Dr. Anupama Wadhwa, Department of Anesthesiology, University of Louisville, Louisville, Kentucky (current affiliation: Department of Outcomes Research, Cleveland Clinic, Cleveland, Ohio), and coauthors examined the effects of postoperative supplemental oxygen (80% vs. 30%) on wound infection and healing-related complications after bariatric surgery in morbidly obese patients (mean BMI 46 kg/m2).  The results are discussed in the article titled “Supplemental postoperative oxygen does not reduce surgical site infection and major healing-related complications from bariatric surgery in morbidly obese patients: A randomized, blinded trial,” which was published in this month’s issue of Anesthesia and Analgesia. The plan for this study was to recruit 1,276 patients, but after an interim analysis of the first 307 patients, the Executive Committee closed the trial because of the futility of the intervention and recruitment difficulties. The results of the study are thus based on 402 randomized patients.

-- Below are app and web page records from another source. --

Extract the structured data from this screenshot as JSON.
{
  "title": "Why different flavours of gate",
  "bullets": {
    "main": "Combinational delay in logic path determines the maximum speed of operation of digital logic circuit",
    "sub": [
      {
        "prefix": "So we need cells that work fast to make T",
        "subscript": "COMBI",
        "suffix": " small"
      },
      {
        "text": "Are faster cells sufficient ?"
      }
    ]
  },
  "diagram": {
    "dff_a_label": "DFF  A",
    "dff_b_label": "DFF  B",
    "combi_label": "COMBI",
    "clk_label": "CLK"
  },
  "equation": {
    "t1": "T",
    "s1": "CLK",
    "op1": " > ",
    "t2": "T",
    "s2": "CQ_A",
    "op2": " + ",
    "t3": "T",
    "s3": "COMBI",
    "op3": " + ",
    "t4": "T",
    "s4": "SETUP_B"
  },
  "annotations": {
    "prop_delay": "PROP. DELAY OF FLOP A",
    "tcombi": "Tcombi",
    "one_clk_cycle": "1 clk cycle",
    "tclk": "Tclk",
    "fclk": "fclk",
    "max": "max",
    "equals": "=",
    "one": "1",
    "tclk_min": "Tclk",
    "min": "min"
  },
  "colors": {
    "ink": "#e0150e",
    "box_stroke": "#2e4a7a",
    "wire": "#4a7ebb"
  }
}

There were no significant differences between the wound infection rates (8% with 80% O2 and 9% with 30% O2) and composite major complications (13% with both 30% and 80% O2).  The authors concluded that supplemental postoperative oxygen does not decrease the risk of wound infections and healing-related complications in patients undergoing gastric bypass surgery.

The study was conducted at three centers and the design was pragmatic – CPAP was used after surgery when necessary. Values for tissue oxygenation are not reported and the effectiveness of enhanced oxygenation with 80% inspired O2 is assumed from previous work.  The results are at variance with a preliminary study from this group, and the authors suggest that the move to laparoscopic surgical techniques has markedly decreased the incidence of postoperative complications in bariatric surgery.

For anesthesiologists managing patients after bariatric surgery, this is an important study.  Taken in conjunction with Thibon P. et al Anesthesiology 2012; 117: 504-11, the evidence no longer supports the use of high inspired O2 concentrations after surgery. Maintenance of oxygen saturation above 90%, perhaps the key feature of this study, is sufficient.

A final thought also remains, namely should data obtained from open surgery be rejected when laparoscopic techniques are used?